D’une activité commerciale régulière et normale, d’une circulation constante et organisée, d’une classe de marchands professionnels, de leur établissement dans les villes, bref de tout ce qui constitue l’essence même d’une économie d’échange digne de ce nom, on ne trouve plus de traces depuis la fermeture de la Méditerranée par l’invasion islamique. Le grand nombre de marchés (mercata, mercatus) que l’on relève au IXe siècle ne contredit en rien cette affirmation[19]. Ils ne sont, en effet, que de petits marchés locaux, institués pour le ravitaillement hebdomadaire des populations au moyen de la vente en détail des denrées alimentaires de la campagne. Il serait également inutile d’alléguer en faveur de l’activité commerciale de l’époque carolingienne, l’existence à Aix-la-Chapelle, autour du palais de Charlemagne, ou à côté de certaines grandes abbayes, telles que, par exemple, celle de Saint-Riquier, d’une rue habitée par des marchands (vicus mercatorum)[20]. Les marchands dont il est question ici ne sont nullement, en effet, des marchands professionnels. Chargés de pourvoir à l’entretien de la Cour ou à celui des moines, ce sont, si l’on peut ainsi dire, des employés du ravitaillement seigneurial, ce ne sont en rien des négociants[21].
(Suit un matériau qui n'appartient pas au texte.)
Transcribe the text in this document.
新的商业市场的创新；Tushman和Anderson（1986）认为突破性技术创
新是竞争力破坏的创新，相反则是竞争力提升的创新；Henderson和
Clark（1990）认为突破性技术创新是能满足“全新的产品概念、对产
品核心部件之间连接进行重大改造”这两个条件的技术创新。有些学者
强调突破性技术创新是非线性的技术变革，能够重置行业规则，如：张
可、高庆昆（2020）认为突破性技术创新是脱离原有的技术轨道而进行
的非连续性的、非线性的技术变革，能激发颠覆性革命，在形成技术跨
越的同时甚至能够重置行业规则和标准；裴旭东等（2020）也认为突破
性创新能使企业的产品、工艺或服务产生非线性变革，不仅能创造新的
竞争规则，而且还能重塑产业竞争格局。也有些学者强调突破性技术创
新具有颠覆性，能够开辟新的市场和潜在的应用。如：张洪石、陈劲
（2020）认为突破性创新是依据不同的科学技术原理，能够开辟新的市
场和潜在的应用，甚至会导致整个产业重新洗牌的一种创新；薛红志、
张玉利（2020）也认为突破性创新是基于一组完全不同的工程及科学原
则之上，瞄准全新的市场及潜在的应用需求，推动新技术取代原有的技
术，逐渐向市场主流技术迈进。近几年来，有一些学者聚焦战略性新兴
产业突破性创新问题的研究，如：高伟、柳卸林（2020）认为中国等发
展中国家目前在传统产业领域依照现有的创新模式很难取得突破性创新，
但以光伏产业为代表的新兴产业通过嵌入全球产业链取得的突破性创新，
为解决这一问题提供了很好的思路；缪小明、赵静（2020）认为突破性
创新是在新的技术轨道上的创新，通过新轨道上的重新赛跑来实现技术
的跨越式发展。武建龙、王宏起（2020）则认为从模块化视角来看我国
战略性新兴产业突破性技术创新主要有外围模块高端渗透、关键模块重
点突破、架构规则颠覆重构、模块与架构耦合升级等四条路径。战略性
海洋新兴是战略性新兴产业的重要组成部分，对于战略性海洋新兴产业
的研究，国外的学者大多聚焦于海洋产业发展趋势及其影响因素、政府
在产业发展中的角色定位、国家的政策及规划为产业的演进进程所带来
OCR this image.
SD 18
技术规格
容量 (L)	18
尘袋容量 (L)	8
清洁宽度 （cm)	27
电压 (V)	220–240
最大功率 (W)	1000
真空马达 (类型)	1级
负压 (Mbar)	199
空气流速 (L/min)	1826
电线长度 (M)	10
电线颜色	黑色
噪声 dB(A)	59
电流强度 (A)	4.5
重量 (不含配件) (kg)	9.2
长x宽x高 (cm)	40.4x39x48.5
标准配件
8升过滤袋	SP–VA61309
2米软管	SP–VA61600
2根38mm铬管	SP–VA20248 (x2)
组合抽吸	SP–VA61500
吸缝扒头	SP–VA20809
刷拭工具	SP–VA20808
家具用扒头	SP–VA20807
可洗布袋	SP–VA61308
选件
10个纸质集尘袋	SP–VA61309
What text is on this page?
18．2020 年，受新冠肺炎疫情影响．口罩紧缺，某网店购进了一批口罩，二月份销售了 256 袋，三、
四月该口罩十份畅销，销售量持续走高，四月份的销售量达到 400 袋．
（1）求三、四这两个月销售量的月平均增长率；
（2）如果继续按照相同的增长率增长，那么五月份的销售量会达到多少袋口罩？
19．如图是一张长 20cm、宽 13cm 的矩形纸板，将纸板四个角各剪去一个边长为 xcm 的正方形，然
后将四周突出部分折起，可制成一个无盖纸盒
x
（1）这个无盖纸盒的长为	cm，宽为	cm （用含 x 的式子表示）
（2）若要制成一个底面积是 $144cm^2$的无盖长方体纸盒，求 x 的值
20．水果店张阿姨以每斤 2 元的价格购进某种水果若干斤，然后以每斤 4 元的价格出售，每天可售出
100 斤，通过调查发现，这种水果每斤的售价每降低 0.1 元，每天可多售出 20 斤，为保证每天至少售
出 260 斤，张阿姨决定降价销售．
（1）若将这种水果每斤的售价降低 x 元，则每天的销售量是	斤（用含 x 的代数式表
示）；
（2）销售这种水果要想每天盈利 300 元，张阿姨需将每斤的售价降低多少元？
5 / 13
Nous possédons d’ailleurs une preuve matérielle de la décadence économique qui a atteint l’Europe occidentale du jour où elle a cessé d’appartenir encore à la communauté méditerranéenne. Elle nous est fournie par la réforme du système monétaire, commencée par Pépin le Bref et achevée par Charlemagne. On sait que cette réforme a abandonné la frappe de l’or pour y substituer celle de l’argent. Le sou, qui avait constitué jusqu’alors, conformément à la tradition romaine, la monnaie par excellence, n’est plus qu’une monnaie de compte. Les seules monnaies réelles sont désormais les deniers d’argent, pesant environ 2 grammes et dont la valeur métallique, comparée à celle du franc, peut être fixée approximativement à 45 centimes[22]. La valeur métallique du sou d’or mérovingien étant d’environ 15 francs, on appréciera toute la portée de la réforme. Incontestablement, elle ne s’explique que par un prodigieux affaissement de la circulation et de la richesse.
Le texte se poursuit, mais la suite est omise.